Cloudfuse Stream is a feature which helps support reading and writing large files that will not fit in the file cache on the local disk. It also provides performance optimization for scenarios where only small portions of a file are accessed since the file does not have to be downloaded in full before reading or writing to it. It supports the following modes
-
File-Handle based Caching
- Separate file handles have separate buffers irrespective of whether or not they point to the same file
- Ideal for scenarios where multiple handles are reading from different parts of a file
- Not recommended to be used for multiple writer or single writer multiple reader scenarios
- If writing through multiple handles, the last handle closed will win and may not persist writes from previously closed handles if their data buffers overlap
- If writing on one handle, modified data will only be visible by handles opened after the writer handle closes.
-
File-Name based Caching
- Separate file handles pointing to the same file share buffers
- Ideal for scenarios where multiple handles are reading from close by parts of a file and multiple writer or single writer multiple reader
To enable stream, first specify stream under the components sequence between libfuse and attr_cache. Note 'stream' and 'file_cache' currently can not co-exist.
components:
- libfuse
- stream
- attr_cache
- azstorage
or
components:
- libfuse
- stream
- attr_cache
- s3storage
The different configuration options for stream are,
block-size-mb: 16
: Integer parameter that specifies the size of each block to be cached in memory (in MB). When using S3 storage, the parameter part-size-mb in s3storage should be set to the same value as this one.max-buffers: 16
: Integer parameter that specifies the total number of buffers to be cached in memory (in MB).buffer-size-mb: 16
: Integer parameter that specifies the size of each buffer to be cached in memory (in MB).file-caching: true|false
: Boolean parameter to specify file name based caching. Default is false which specifies file handle based caching.

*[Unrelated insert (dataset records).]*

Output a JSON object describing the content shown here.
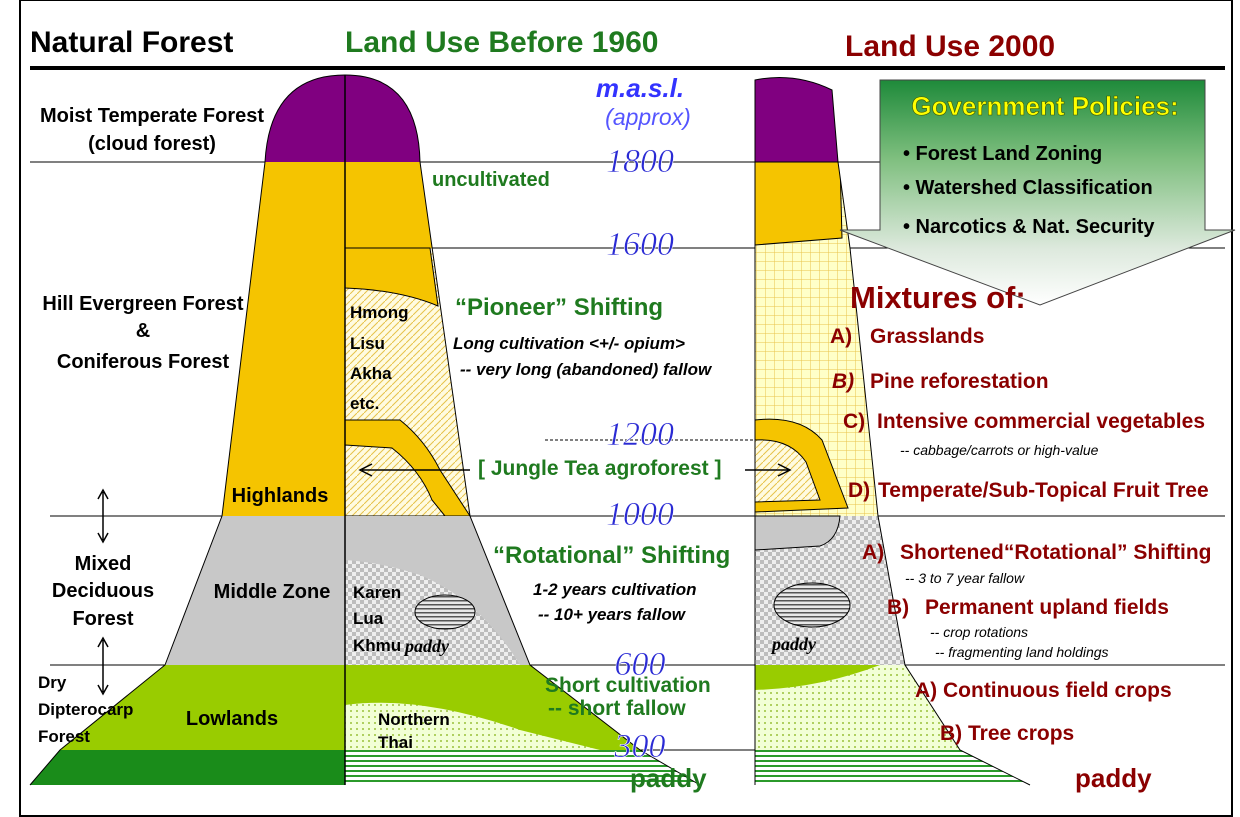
{
  "header": {
    "natural_forest": "Natural Forest",
    "before_1960": "Land Use Before 1960",
    "year_2000": "Land Use 2000"
  },
  "elevation_scale": {
    "unit": "m.a.s.l.",
    "note": "(approx)",
    "levels": [
      1800,
      1600,
      1200,
      1000,
      600,
      300
    ]
  },
  "natural_forest": {
    "moist_temperate": [
      "Moist Temperate Forest",
      "(cloud forest)"
    ],
    "hill_evergreen": [
      "Hill Evergreen Forest",
      "&",
      "Coniferous Forest"
    ],
    "highlands": "Highlands",
    "mixed_deciduous": [
      "Mixed",
      "Deciduous",
      "Forest"
    ],
    "middle_zone": "Middle Zone",
    "dry_dipterocarp": [
      "Dry",
      "Dipterocarp",
      "Forest"
    ],
    "lowlands": "Lowlands"
  },
  "before_1960": {
    "uncultivated": "uncultivated",
    "pioneer": {
      "title": "“Pioneer” Shifting",
      "lines": [
        "Long cultivation <+/- opium>",
        "-- very long (abandoned) fallow"
      ],
      "groups": [
        "Hmong",
        "Lisu",
        "Akha",
        "etc."
      ]
    },
    "jungle_tea": "[ Jungle Tea agroforest ]",
    "rotational": {
      "title": "“Rotational” Shifting",
      "lines": [
        "1-2 years cultivation",
        "-- 10+ years fallow"
      ],
      "groups": [
        "Karen",
        "Lua",
        "Khmu"
      ],
      "paddy": "paddy"
    },
    "short": {
      "lines": [
        "Short cultivation",
        "-- short fallow"
      ],
      "groups": [
        "Northern",
        "Thai"
      ]
    },
    "paddy": "paddy"
  },
  "government_policies": {
    "title": "Government Policies:",
    "items": [
      "• Forest Land Zoning",
      "• Watershed Classification",
      "• Narcotics & Nat. Security"
    ]
  },
  "year_2000": {
    "title": "Mixtures of:",
    "highland": [
      {
        "letter": "A)",
        "text": "Grasslands"
      },
      {
        "letter": "B)",
        "text": "Pine reforestation"
      },
      {
        "letter": "C)",
        "text": "Intensive commercial vegetables",
        "note": [
          "-- cabbage/carrots or high-value"
        ]
      },
      {
        "letter": "D)",
        "text": "Temperate/Sub-Topical Fruit Tree"
      }
    ],
    "middle": [
      {
        "letter": "A)",
        "text": "Shortened“Rotational” Shifting",
        "note": [
          "-- 3 to 7 year fallow"
        ]
      },
      {
        "letter": "B)",
        "text": "Permanent upland fields",
        "note": [
          "-- crop rotations",
          "-- fragmenting land holdings"
        ]
      }
    ],
    "lowland": [
      "A) Continuous field crops",
      "B) Tree crops"
    ],
    "paddy_mid": "paddy",
    "paddy": "paddy"
  }
}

After adding the components, add the following section to your Cloudfuse config file. The following example enables Cloudfuse to use up to 64 * 128 MB of memory to cache data buffers with file handle based caching
stream:
block-size-mb: 64
max-buffers: 128
buffer-size-mb: 64
file-caching: false
To disable caching and stream straight from S3 or Azure Storage, set all stream buffer configuration options to 0.